Television stations recently aired a commercial that shows an idyllic scene of man and woman locked in an adoring gaze over a dinner table. As they smile lovingly at each other they are suddenly pelted with flying peas. The camera pans back to reveal the rest of the table which seats a pre-schooler, a preteen, and a baby in a high chair gleefully launching his peas. This abrupt intrusion of reality is similar to what happens in the lives of couples who marry with children.
Couples in the early stages of a relationship often seem to forget that there are children involved. They are so focused on the new object of their affections that they like to assume that such mundane issues are not important. Although it may be wise to keep the children out of the process until some decisions about the future of the relationship have been made, many couples seem to pretend that the children don’t exist. Even in premarital counseling, the counselor is often the first one to mention the children. The couple immediately reassures her that everything is perfect. And yet children will almost surly bring the couple down to earth if they proceed to marriage.

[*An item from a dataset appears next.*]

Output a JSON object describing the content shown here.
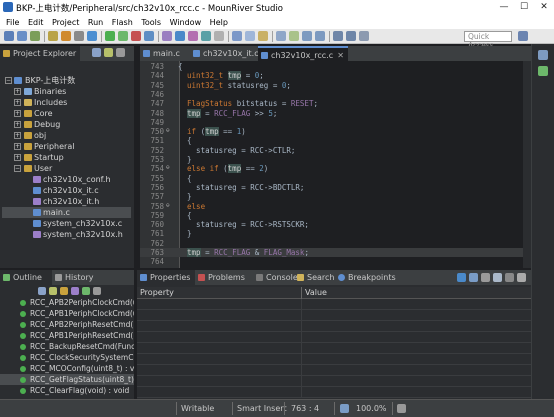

“Oh! The children love him/her,” parents report gleefully, citing as evidence two dinners at Chuck E.Cheese’s and a day at Water World. Children’s issues around remarriage often surface slowly, and in disguise. They are not always conscious of how they feel and have trouble articulating those conflicting feelings. Plan to give them the time they need to begin to wrap their minds around the changes that are taking place. (Children of any age need this time.)
When things get serious couples should begin some research into the subject of step-parenting. Don’t assume that you know how to do this. I usually recommend to couples that they each select and read three books that address their custodial situation. They should then switch books, read each other’s, and discuss them. The list should include books from both Christian and secular bookstores. This exercise is designed to break through the rose-colored bubble that surrounds their current situation. The time you spend helping children through this process will save time and trouble in the end.